Having lived in Scotland for pretty much all my life, I have a fairly well-developed idea of what a distillery looks like. It would be hidden away at the end of a glen somewhere remote where the taxation officers would be unlikely to stumble across it, with a cluster of copper pot stills in one building and a two-storey-high wooden washbacks for fermentation in another; otherwise it would be a sprawling industrial complex, all 40ft column stills and piping, that would draw comparisons with your choice of near-future urban dystopia.

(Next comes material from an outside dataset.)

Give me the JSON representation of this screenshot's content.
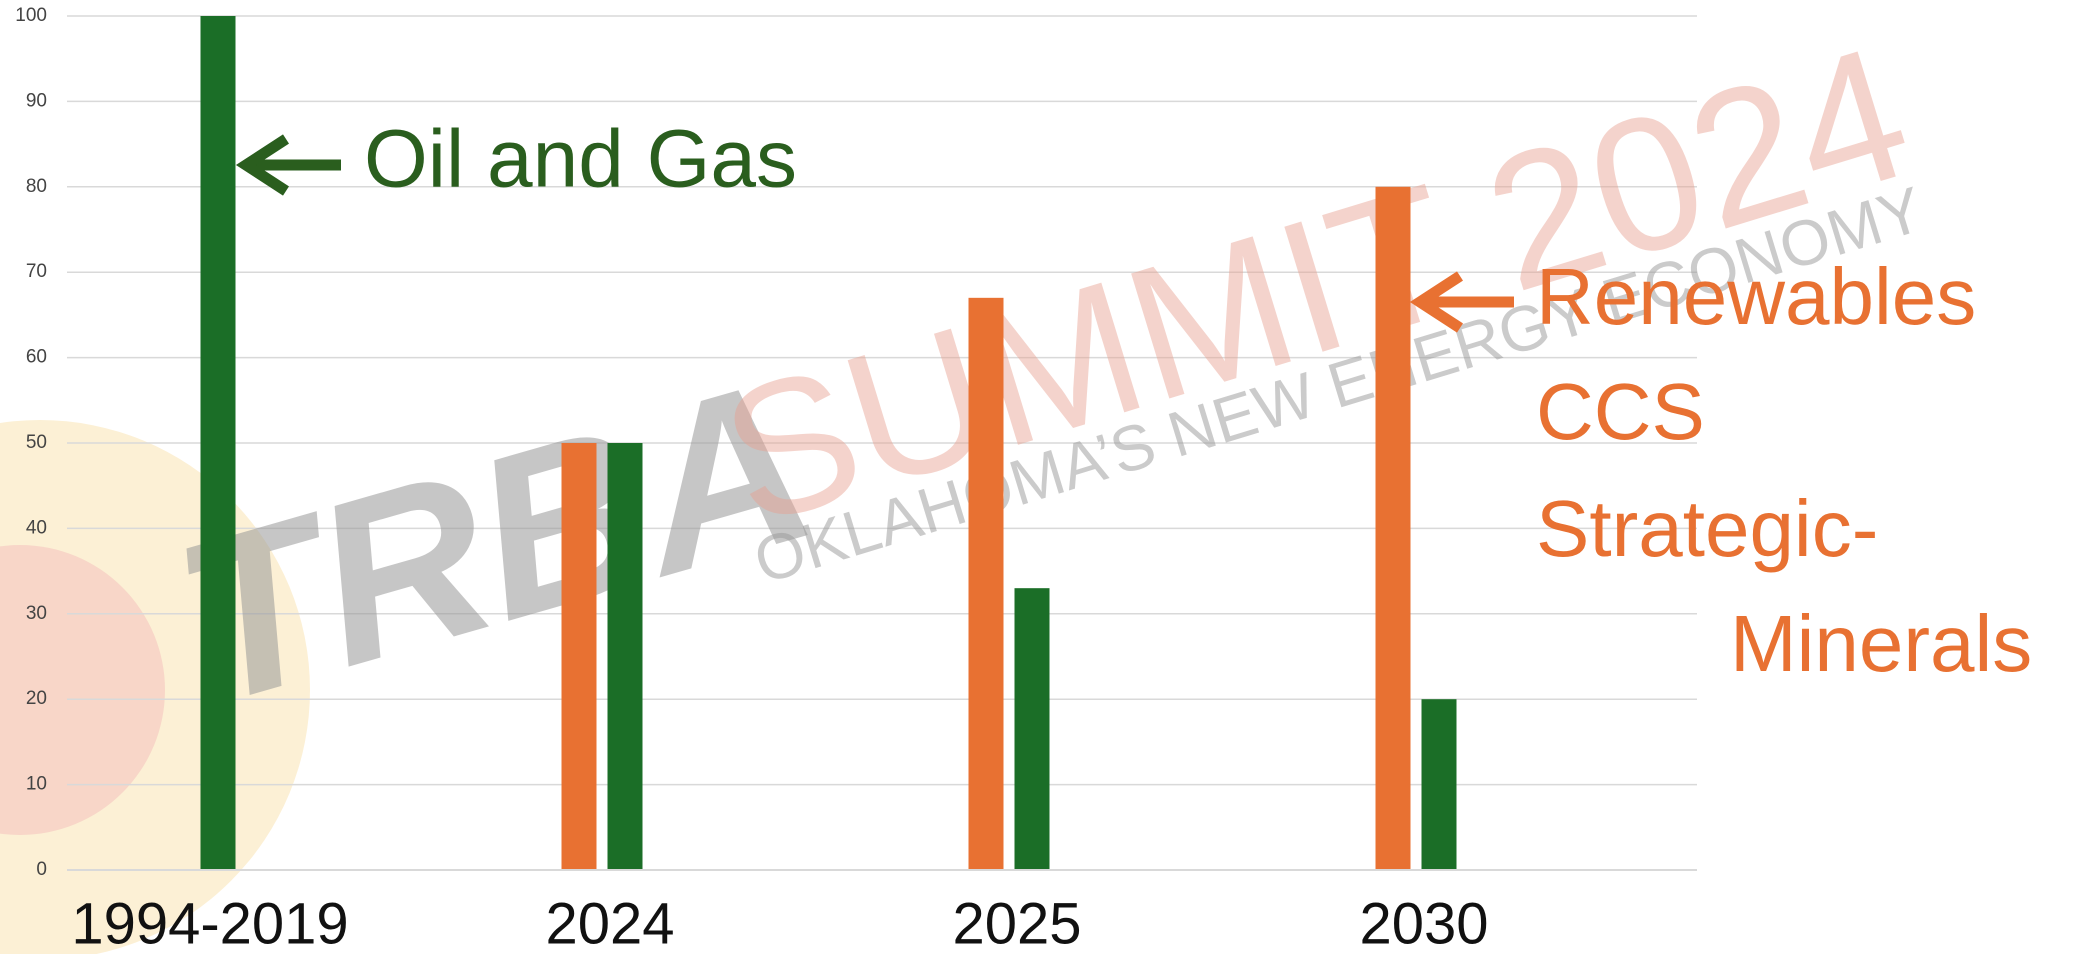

Distillation, though, is not something that requires a lot of space in itself and that point was well-illustrated when I stopped by an open day at the Sipsmith Distillery in West London during London Cocktail Week.

If you didn't know what you were looking for, it would be easy to miss the otherwise unremarkable garage amongst Hammersmith's rows of terraced houses. But the unassuming setting hosts the first new distillery to be granted a licence in London since Beefeater in 1820.

At the heart of the distillery - even though she's located at the back of the room - is another rarity. Where many new products are made either under licence or in second-hand or recycled stills, Sipsmith's range is produced in a new copper pot still. Dubbed Prudence, the still was created by CARL, Germany's oldest still manufacturer, and also has small column attachment - through which Sipsmith's English barley vodka is passed - and a Carterhead attachment which has apparently been used for experiments in flavouring vodka.

One of the upsides of a micro-distillery is that the tour doesn't take too long and our group (of six people from anywhere between Manchester and Japan) spent a large chunk of the afternoon tasting the range with Sipsmith's James Grundy. Their London Dry gin and English barley vodka are fairly well known (partly thanks to the involvement of drinks historian Jared Brown, I suspect), but they've recently expanded into liqueurs with a sloe gin and a damson vodka - the interesting aspect of the latter two is they seem much less sweet than liqueurs of that type generally are which lets the base spirit come through more, particularly in the sloe gin.

Sipsmith are an almost perfect definition of the kind of operation craft bartenders fall for. They're not pushing the boundaries of spirit production, but I get the sense that, for now, they're not inclined to do that. It's a range of artisanal spirits produced by people with a clear passion for both the process and the products they create and it's hard not to like that outlook.